Custom compliance discovery scripts for Microsoft Intune (Planned)

Welcome to the community, Daniel Wheeler 🙂!

I can't say as I have used Compliance Discovery Scripts, yet.
They look really cool.
At a high-level, it looks pretty simple (import scripts from an existing tenant and deploy them to customer tenants), but we'll have to see what options are available to us in the GraphAPI.

Are you currently utilizing Compliance Discovery Scripts or is it more, “this is where we want to get to with all of our customers”?

Hi Dave,

Yes, I leverage custom compliance policies for customers using EDR solutions beyond Defender, such as SentinelOne and CrowdStrike. These policies also help ensure applications are running approved versions on endpoints, making it easy to identify vulnerable applications across devices.

I deploy these using the Graph API, and they consist of two key components:

1. Discovery Script 
A PowerShell script that outputs results in JSON format, which gets uploaded to the tenant via Graph API (the script must be Base64-encoded):
POST https://graph.microsoft.com/beta/deviceManagement/deviceComplianceScripts

Request Body

{
 "@odata.type": "#microsoft.graph.deviceComplianceScript",
 "publisher": "Your Organization Name",
 "version": "1",
 "displayName": "Name of the Script as Shown in Intune",
 "description": "What this script is checking for and how it determines compliance.",
 "detectionScriptContent": "<Base64-encoded PowerShell script>",
 "runAsAccount": "system", // or "user"
 "enforceSignatureCheck": false,
 "runAs32Bit": false,
 "roleScopeTagIds": []
}

2. Validation Rule 
A JSON format rule that defines compliance criteria. This is defined and lives in the Compliance policy, unlike the discovery script.

Example

{
    "Rules":[
        { 
           "SettingName":"Sentinel Agent",
           "Operator":"GreaterEquals",
           "DataType":"Version",
           "Operand":"24.0.0",
           "MoreInfoUrl":"https://www.sentinelOne.com",
           "RemediationStrings":[ 
              { 
                 "Language": "en_US",
                 "Title": "Sentinel Agent is outdated.",
                 "Description": "Make sure to patch Sentinel Agent to the latest version."
              }
           ]
        }
     ]
}

-----------------------------------------------------------------------------------------------------------------------------------------------

The discovery script gets assigned an ID in the tenant which can be obtained using Graph

GET https://graph.microsoft.com/beta/deviceManagement/deviceComplianceScripts

I maintain global variables at the MSP level as placeholders for these Script IDs, then assign them at the account level for scalability.

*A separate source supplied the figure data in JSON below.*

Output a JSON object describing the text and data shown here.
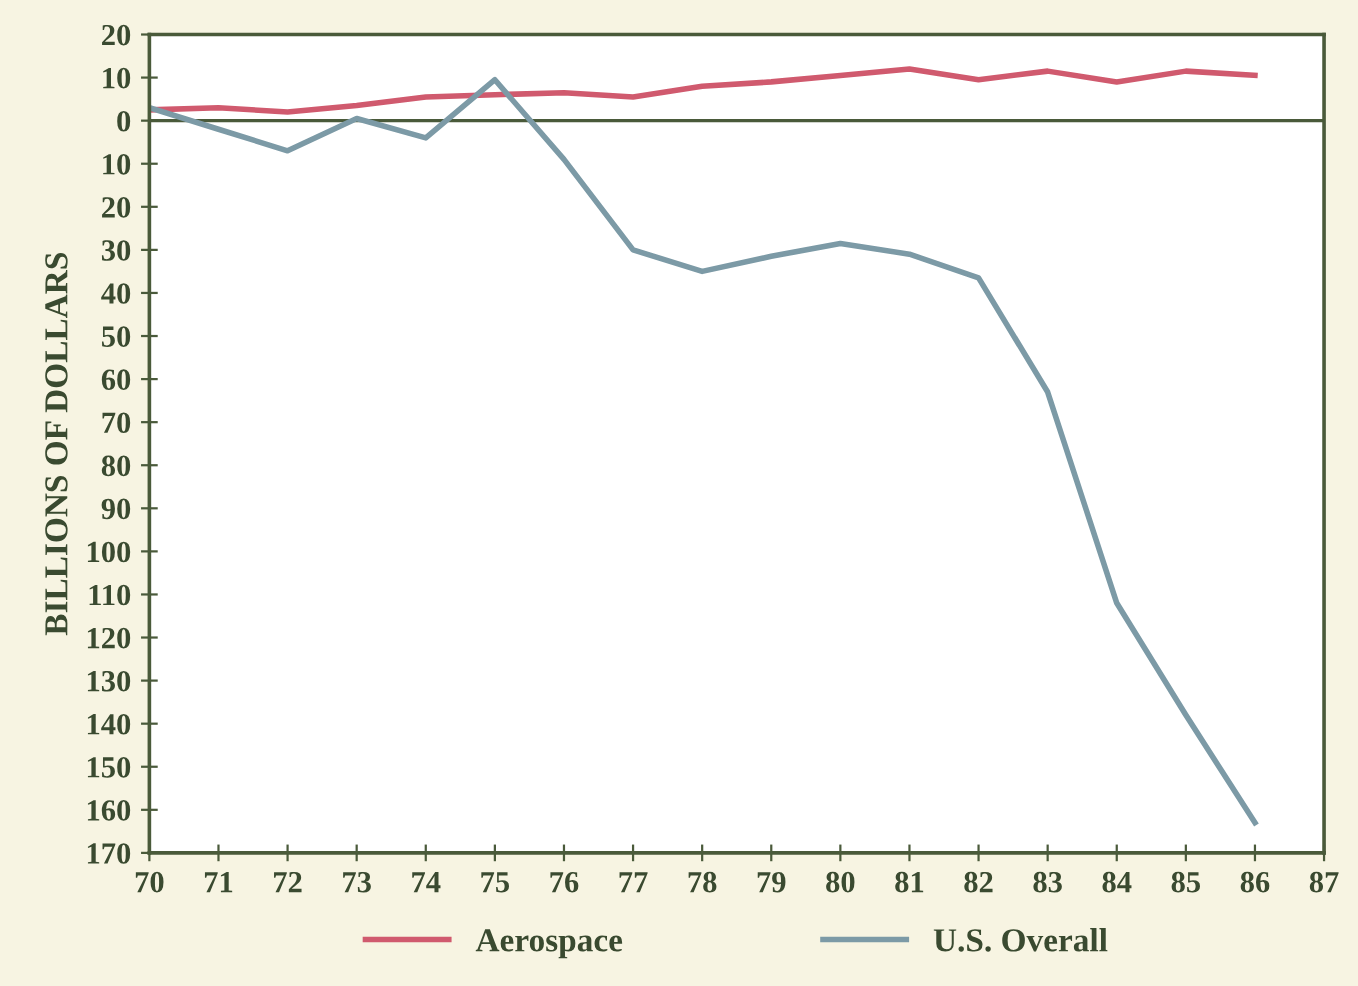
{
  "chart_data": {
    "type": "line",
    "ylabel": "BILLIONS OF DOLLARS",
    "x": [
      70,
      71,
      72,
      73,
      74,
      75,
      76,
      77,
      78,
      79,
      80,
      81,
      82,
      83,
      84,
      85,
      86
    ],
    "series": [
      {
        "name": "Aerospace",
        "color": "#d05a6e",
        "values": [
          2.5,
          3,
          2,
          3.5,
          5.5,
          6,
          6.5,
          5.5,
          8,
          9,
          10.5,
          12,
          9.5,
          11.5,
          9,
          11.5,
          10.5
        ]
      },
      {
        "name": "U.S. Overall",
        "color": "#7c9aa6",
        "values": [
          3,
          -2,
          -7,
          0.5,
          -4,
          9.5,
          -9,
          -30,
          -35,
          -31.5,
          -28.5,
          -31,
          -36.5,
          -63,
          -112,
          -138,
          -163
        ]
      }
    ],
    "xlim": [
      70,
      87
    ],
    "xticks": [
      70,
      71,
      72,
      73,
      74,
      75,
      76,
      77,
      78,
      79,
      80,
      81,
      82,
      83,
      84,
      85,
      86,
      87
    ],
    "ylim": [
      -170,
      20
    ],
    "yticks": [
      20,
      10,
      0,
      {
        "value": -10,
        "label": "10"
      },
      {
        "value": -20,
        "label": "20"
      },
      {
        "value": -30,
        "label": "30"
      },
      {
        "value": -40,
        "label": "40"
      },
      {
        "value": -50,
        "label": "50"
      },
      {
        "value": -60,
        "label": "60"
      },
      {
        "value": -70,
        "label": "70"
      },
      {
        "value": -80,
        "label": "80"
      },
      {
        "value": -90,
        "label": "90"
      },
      {
        "value": -100,
        "label": "100"
      },
      {
        "value": -110,
        "label": "110"
      },
      {
        "value": -120,
        "label": "120"
      },
      {
        "value": -130,
        "label": "130"
      },
      {
        "value": -140,
        "label": "140"
      },
      {
        "value": -150,
        "label": "150"
      },
      {
        "value": -160,
        "label": "160"
      },
      {
        "value": -170,
        "label": "170"
      }
    ],
    "ref_lines": [
      {
        "axis": "y",
        "value": 0,
        "color": "#4a5a3a"
      }
    ],
    "grid": false,
    "legend": "bottom",
    "marker": "none",
    "line_style": "solid"
  }
}
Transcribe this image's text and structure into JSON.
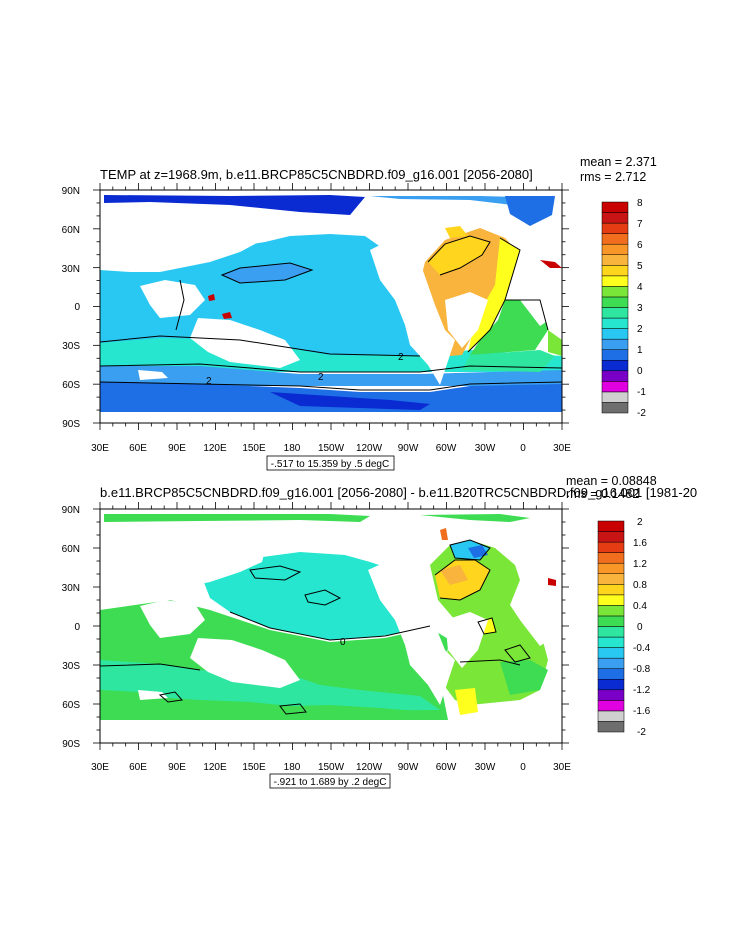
{
  "colors": {
    "temp_levels": [
      "#6e6e6e",
      "#cfcfcf",
      "#e000e0",
      "#7a00c8",
      "#0a2ad2",
      "#1e6ee6",
      "#3a9ff0",
      "#29c8f2",
      "#27e6d0",
      "#2ee6a0",
      "#3ddc52",
      "#7ae638",
      "#ffff1e",
      "#ffd51e",
      "#f8b43c",
      "#f89628",
      "#f06e1e",
      "#e63c14",
      "#c81414",
      "#c80000"
    ],
    "land": "#ffffff",
    "contour": "#000000"
  },
  "panels": [
    {
      "title": "TEMP at z=1968.9m, b.e11.BRCP85C5CNBDRD.f09_g16.001 [2056-2080]",
      "mean": "mean = 2.371",
      "rms": "rms = 2.712",
      "info": "-.517 to 15.359 by .5 degC",
      "contour_labels": [
        "2",
        "2",
        "2"
      ],
      "colorbar_labels": [
        "8",
        "7",
        "6",
        "5",
        "4",
        "3",
        "2",
        "1",
        "0",
        "-1",
        "-2"
      ],
      "lat_labels": [
        "90N",
        "60N",
        "30N",
        "0",
        "30S",
        "60S",
        "90S"
      ],
      "lon_labels": [
        "30E",
        "60E",
        "90E",
        "120E",
        "150E",
        "180",
        "150W",
        "120W",
        "90W",
        "60W",
        "30W",
        "0",
        "30E"
      ],
      "chart_data": {
        "type": "heatmap",
        "variable": "TEMP",
        "units": "degC",
        "depth_m": 1968.9,
        "contour_min": -0.517,
        "contour_max": 15.359,
        "contour_interval": 0.5,
        "mean": 2.371,
        "rms": 2.712,
        "colorbar_range": [
          -2,
          8
        ],
        "lat_range": [
          -90,
          90
        ],
        "lon_range": [
          30,
          390
        ]
      }
    },
    {
      "title": "b.e11.BRCP85C5CNBDRD.f09_g16.001 [2056-2080] - b.e11.B20TRC5CNBDRD.f09_g16.001 [1981-20",
      "mean": "mean = 0.08848",
      "rms": "rms = 0.1482",
      "info": "-.921 to 1.689 by .2 degC",
      "contour_labels": [
        "0"
      ],
      "colorbar_labels": [
        "2",
        "1.6",
        "1.2",
        "0.8",
        "0.4",
        "0",
        "-0.4",
        "-0.8",
        "-1.2",
        "-1.6",
        "-2"
      ],
      "lat_labels": [
        "90N",
        "60N",
        "30N",
        "0",
        "30S",
        "60S",
        "90S"
      ],
      "lon_labels": [
        "30E",
        "60E",
        "90E",
        "120E",
        "150E",
        "180",
        "150W",
        "120W",
        "90W",
        "60W",
        "30W",
        "0",
        "30E"
      ],
      "chart_data": {
        "type": "heatmap",
        "variable": "TEMP difference",
        "units": "degC",
        "contour_min": -0.921,
        "contour_max": 1.689,
        "contour_interval": 0.2,
        "mean": 0.08848,
        "rms": 0.1482,
        "colorbar_range": [
          -2,
          2
        ],
        "lat_range": [
          -90,
          90
        ],
        "lon_range": [
          30,
          390
        ]
      }
    }
  ]
}
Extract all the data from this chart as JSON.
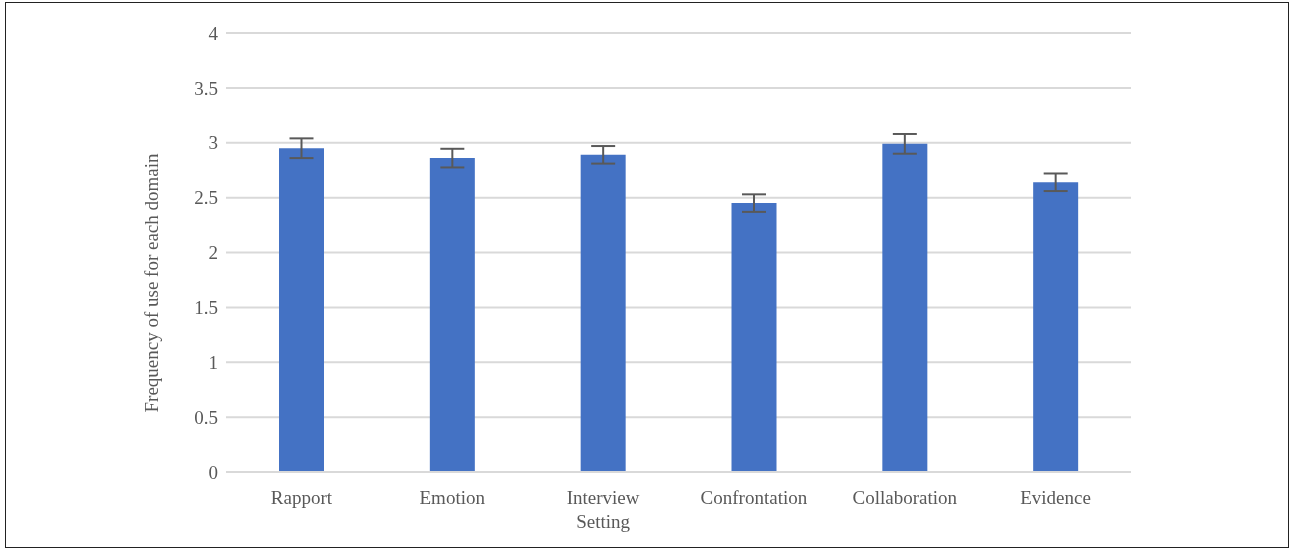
{
  "chart_data": {
    "type": "bar",
    "ylabel": "Frequency of use for each domain",
    "categories": [
      "Rapport",
      "Emotion",
      "Interview Setting",
      "Confrontation",
      "Collaboration",
      "Evidence"
    ],
    "values": [
      2.95,
      2.86,
      2.89,
      2.45,
      2.99,
      2.64
    ],
    "errors": [
      0.09,
      0.085,
      0.08,
      0.08,
      0.09,
      0.08
    ],
    "color": "#4472c4",
    "ylim": [
      0,
      4
    ],
    "yticks": [
      0,
      0.5,
      1,
      1.5,
      2,
      2.5,
      3,
      3.5,
      4
    ],
    "grid": "y",
    "legend": false
  }
}
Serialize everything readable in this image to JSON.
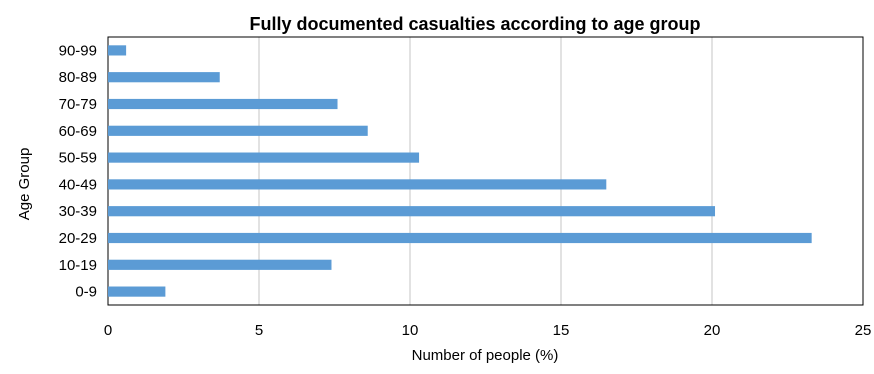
{
  "chart_data": {
    "type": "bar",
    "orientation": "horizontal",
    "title": "Fully documented casualties according to age group",
    "xlabel": "Number of people (%)",
    "ylabel": "Age Group",
    "categories": [
      "0-9",
      "10-19",
      "20-29",
      "30-39",
      "40-49",
      "50-59",
      "60-69",
      "70-79",
      "80-89",
      "90-99"
    ],
    "values": [
      1.9,
      7.4,
      23.3,
      20.1,
      16.5,
      10.3,
      8.6,
      7.6,
      3.7,
      0.6
    ],
    "xlim": [
      0,
      25
    ],
    "xticks": [
      "0",
      "5",
      "10",
      "15",
      "20",
      "25"
    ],
    "grid": true,
    "legend": "none",
    "bar_color": "#5b9bd5",
    "grid_color": "#d9d9d9"
  }
}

The validation rule is then encoded in Base64 and integrated into the Compliance Policy JSON where it's compared against the Discovery Script output (e.g., application version number):
 

    "deviceCompliancePolicyScript": {
        "deviceComplianceScriptId": "{$InheritedVars.CP-400}",
        "rulesContent": "<Base64 encoded JSON rule> "
    },

Long story short… The Graph API can be utilized for this use case. Custom compliance policies are a valuable but underutilized resource in most tenants, offering significant potential for enhanced monitoring and management. 

Daniel Wheeler Thanks for the suggestion! Custom compliance discovery scripts for Intune are actually in our plans as part of a larger initiative we have on the roadmap. Stay tuned!

Gido Veekens  How far is this up the roadmap yet? Can't find it on the roadmap.